The United States Thursday accused Iran of trying to "intimidate" the International Atomic Energy Agency. The comments follow an Iranian threat to resume uranium enrichment and end snap inspections of its nuclear facilities, if the IAEA does not acknowledge its cooperation with the agency.

The Bush administration has long maintained that Iran is trying to conceal a weapons project within its nominally-peaceful nuclear program.

It is now accusing Tehran of trying to intimidate the United Nations' nuclear watchdog agency with threats to rescind the agreement it made with the IAEA last year to allow short-notice, intrusive inspections of its nuclear facilities.

The U.S. comments follow a warning from Tehran Thursday by President Mohammad Khatami that Iran will halt inspections and resume enriching uranium, if the agency does not recognize Iranian cooperation at a pivotal meeting of its governing board in Vienna next month.

Iran has said its acceptance last year of closer IAEA scrutiny of its nuclear facilities should end all questions about its intentions and it has made clear it wants the governors to drop the investigation of its nuclear program.

At a news briefing, State Department spokesman Richard Boucher said Iran has been far from fully cooperative about its nuclear activities, and that its attempt to pressure the IAEA board is inappropriate.

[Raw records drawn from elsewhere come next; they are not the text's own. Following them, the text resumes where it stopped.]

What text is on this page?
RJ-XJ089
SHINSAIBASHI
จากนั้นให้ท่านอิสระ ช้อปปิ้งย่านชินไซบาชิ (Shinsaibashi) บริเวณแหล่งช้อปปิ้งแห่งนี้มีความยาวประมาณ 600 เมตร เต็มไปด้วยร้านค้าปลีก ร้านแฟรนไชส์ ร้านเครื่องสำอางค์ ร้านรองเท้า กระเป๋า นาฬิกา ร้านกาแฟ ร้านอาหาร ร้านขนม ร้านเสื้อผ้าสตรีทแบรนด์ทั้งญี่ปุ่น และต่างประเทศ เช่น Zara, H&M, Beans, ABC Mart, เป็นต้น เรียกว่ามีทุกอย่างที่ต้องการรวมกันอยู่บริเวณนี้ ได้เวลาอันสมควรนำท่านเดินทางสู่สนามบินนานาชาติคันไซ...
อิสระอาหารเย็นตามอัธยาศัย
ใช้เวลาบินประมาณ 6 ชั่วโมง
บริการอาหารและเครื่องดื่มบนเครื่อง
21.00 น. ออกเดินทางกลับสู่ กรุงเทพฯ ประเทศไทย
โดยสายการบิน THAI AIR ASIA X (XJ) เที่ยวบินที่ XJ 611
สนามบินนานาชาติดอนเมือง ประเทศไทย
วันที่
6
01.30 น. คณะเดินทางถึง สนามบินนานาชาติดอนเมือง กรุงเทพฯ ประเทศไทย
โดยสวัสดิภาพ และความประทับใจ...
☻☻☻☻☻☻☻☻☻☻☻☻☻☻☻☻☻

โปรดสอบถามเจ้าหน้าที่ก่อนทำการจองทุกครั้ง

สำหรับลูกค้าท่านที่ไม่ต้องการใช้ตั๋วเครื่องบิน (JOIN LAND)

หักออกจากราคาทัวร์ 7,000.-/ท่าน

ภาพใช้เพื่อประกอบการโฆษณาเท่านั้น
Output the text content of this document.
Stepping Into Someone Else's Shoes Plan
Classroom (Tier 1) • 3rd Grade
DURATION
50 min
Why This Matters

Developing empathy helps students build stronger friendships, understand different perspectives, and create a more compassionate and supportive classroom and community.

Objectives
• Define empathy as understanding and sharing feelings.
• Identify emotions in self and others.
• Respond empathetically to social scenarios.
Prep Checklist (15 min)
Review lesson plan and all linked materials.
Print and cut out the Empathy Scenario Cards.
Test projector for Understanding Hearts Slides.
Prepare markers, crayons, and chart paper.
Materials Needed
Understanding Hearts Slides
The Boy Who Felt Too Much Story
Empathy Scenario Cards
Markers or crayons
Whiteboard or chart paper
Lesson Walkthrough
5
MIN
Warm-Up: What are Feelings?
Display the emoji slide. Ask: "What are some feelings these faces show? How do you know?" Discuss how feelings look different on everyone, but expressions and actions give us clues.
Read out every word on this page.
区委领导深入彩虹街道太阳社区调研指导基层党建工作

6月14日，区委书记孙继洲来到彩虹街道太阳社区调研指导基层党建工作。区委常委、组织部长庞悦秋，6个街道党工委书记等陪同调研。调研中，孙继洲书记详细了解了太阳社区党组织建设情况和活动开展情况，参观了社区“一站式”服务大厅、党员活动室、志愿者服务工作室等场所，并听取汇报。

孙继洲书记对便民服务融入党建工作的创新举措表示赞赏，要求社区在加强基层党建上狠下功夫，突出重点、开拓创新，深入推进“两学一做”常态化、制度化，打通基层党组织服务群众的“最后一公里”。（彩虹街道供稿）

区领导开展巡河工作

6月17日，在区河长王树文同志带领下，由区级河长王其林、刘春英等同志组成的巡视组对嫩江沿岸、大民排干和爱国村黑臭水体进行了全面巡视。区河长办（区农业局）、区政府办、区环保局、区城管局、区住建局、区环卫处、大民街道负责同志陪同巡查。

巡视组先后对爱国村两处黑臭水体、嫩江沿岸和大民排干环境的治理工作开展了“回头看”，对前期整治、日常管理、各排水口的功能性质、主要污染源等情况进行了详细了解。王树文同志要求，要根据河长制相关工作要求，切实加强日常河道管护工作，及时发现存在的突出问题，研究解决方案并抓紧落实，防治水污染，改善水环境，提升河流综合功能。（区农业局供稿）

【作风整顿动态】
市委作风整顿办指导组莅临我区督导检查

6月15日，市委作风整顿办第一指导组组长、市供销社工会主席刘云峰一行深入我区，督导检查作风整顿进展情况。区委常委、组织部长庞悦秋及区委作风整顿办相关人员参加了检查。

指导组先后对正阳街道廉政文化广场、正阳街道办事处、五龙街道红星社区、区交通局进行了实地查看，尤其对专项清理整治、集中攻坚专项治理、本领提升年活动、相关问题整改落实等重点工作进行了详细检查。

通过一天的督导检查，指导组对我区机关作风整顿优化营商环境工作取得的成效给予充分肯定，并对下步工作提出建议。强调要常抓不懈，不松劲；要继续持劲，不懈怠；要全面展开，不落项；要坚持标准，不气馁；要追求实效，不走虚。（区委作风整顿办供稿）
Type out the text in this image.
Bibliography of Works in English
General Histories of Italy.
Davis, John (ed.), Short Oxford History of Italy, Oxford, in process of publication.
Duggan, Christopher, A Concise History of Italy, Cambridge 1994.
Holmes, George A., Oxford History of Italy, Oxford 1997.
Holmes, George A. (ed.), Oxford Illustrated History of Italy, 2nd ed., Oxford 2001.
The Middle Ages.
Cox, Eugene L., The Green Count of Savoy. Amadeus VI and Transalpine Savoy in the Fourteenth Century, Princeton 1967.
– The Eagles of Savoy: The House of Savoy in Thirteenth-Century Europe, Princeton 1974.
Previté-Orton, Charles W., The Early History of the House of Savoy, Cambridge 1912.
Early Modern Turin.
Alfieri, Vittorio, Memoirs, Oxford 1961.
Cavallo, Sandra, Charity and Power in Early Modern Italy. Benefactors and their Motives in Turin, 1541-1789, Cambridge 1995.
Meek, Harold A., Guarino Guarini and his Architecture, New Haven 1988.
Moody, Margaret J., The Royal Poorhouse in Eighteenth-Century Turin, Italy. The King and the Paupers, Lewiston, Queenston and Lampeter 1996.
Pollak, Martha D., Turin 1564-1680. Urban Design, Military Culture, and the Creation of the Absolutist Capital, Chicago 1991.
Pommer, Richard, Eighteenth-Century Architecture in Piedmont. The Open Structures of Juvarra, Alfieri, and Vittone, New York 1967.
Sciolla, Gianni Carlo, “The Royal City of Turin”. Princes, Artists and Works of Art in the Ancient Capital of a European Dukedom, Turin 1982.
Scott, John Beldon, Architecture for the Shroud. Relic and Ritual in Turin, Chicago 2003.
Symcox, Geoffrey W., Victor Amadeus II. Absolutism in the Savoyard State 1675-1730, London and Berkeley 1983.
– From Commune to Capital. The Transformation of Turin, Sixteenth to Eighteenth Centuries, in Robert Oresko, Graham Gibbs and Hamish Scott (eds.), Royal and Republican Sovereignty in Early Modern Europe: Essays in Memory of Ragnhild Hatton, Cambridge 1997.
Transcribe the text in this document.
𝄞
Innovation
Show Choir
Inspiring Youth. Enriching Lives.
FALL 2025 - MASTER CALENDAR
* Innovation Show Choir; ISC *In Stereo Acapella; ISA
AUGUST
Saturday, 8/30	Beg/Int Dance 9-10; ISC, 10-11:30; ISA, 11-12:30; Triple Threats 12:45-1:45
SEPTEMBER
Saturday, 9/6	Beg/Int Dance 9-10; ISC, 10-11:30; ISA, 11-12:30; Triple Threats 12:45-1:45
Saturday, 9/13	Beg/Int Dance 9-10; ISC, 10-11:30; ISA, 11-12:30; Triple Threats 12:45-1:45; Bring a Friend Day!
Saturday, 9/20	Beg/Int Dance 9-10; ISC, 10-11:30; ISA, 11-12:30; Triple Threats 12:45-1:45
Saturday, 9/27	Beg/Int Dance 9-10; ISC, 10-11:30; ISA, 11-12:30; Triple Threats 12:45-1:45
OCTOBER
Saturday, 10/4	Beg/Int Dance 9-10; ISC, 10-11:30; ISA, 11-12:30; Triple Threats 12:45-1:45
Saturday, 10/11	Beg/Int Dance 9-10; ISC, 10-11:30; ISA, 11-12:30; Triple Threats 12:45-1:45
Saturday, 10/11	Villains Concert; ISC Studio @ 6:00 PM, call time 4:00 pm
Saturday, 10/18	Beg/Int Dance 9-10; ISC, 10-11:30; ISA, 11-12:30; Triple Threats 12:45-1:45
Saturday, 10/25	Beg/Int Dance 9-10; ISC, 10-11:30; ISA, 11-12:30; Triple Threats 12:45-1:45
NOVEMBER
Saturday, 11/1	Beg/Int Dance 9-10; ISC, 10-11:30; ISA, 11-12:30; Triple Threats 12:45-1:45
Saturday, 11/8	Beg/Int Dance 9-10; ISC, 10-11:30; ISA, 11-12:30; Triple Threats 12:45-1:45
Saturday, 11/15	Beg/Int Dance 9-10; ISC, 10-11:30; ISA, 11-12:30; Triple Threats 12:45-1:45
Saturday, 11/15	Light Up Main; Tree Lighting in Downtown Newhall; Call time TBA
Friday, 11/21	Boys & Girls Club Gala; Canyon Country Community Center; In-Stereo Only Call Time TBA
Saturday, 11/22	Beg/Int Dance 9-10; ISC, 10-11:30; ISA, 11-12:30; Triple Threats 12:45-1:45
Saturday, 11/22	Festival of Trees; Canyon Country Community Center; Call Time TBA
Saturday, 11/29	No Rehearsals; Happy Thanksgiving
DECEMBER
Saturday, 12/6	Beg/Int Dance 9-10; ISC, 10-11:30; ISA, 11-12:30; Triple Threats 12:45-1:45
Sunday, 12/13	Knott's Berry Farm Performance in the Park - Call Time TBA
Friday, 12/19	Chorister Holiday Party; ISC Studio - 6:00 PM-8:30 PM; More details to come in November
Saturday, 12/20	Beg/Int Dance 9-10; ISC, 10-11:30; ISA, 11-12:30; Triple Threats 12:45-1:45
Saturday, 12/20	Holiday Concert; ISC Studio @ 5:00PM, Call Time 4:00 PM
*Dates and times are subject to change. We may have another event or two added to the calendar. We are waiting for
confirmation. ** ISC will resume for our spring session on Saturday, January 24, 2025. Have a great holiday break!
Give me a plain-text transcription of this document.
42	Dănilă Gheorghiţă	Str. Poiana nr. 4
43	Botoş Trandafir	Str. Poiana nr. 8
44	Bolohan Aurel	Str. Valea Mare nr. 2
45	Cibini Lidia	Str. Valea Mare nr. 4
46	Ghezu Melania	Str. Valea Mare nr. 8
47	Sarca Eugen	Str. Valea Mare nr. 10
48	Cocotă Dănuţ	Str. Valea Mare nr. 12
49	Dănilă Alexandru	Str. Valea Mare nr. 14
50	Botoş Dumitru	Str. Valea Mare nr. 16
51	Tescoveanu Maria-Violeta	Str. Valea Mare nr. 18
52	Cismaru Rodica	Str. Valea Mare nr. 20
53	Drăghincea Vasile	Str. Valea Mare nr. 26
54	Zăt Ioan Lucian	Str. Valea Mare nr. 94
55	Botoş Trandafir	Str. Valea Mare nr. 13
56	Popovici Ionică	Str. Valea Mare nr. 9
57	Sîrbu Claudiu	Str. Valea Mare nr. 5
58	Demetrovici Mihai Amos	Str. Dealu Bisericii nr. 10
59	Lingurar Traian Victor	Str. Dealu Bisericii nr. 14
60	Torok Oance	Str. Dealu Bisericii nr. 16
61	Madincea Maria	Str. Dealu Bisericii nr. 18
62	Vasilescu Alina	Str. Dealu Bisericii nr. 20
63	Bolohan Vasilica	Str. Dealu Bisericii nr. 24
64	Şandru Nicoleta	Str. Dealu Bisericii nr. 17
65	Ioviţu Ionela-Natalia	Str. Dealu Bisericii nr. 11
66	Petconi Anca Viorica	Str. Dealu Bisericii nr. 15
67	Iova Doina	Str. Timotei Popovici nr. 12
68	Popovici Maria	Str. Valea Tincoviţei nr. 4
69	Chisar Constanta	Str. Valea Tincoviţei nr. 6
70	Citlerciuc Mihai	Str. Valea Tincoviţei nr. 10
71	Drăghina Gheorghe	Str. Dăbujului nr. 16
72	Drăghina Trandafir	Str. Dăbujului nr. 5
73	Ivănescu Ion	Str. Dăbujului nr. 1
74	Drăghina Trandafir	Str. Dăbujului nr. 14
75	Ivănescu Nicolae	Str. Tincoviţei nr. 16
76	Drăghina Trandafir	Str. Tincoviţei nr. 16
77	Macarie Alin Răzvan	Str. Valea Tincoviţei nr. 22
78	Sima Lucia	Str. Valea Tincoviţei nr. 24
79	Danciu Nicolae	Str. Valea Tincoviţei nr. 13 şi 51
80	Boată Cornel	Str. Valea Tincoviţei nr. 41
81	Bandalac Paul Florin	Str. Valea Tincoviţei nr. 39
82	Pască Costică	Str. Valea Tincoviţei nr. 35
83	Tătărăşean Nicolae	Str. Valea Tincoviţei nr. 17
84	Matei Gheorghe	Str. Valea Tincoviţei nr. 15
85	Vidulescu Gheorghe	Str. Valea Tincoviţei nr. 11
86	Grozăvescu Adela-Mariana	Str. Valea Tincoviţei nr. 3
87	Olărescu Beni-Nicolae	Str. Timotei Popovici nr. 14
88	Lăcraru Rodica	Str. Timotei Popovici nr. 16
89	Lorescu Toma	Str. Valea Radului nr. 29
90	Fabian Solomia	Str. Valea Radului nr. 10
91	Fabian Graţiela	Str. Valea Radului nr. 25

?We don't think it's appropriate to try to intimidate the IAEA or its board into overlooking the many failures of Iran to meet its nonproliferation commitments. The IAEA has documented 18 years of clandestine nuclear activity in Iran,? Mr. Boucher said. ?Tehran has repeatedly failed to declare significant and troubling aspects of its nuclear program. It has interfered with and suspended inspections. It has failed to cooperate with the International Atomic Energy Agency in resolving outstanding issues relating to its program. Iran has made clear, as shown by those remarks, that Iran somehow doesn't feel bound by its own pledge to suspend all enrichment-related activities.?

Mr. Boucher said the United States expects a new report on the Iranian nuclear program by IAEA Director-General Mohamed ElBaradei in the next few days, and, in the meantime, urges complete disclosure and cooperation by Iran with the U.N. agency.

He side-stepped the question of whether the United States might press the IAEA board to refer the case of Iran to the U.N. Security Council for possible sanctions. He said U.S. officials want to see what Mr. ElBaradei reports, before deciding on an "appropriate course" for the next board meeting.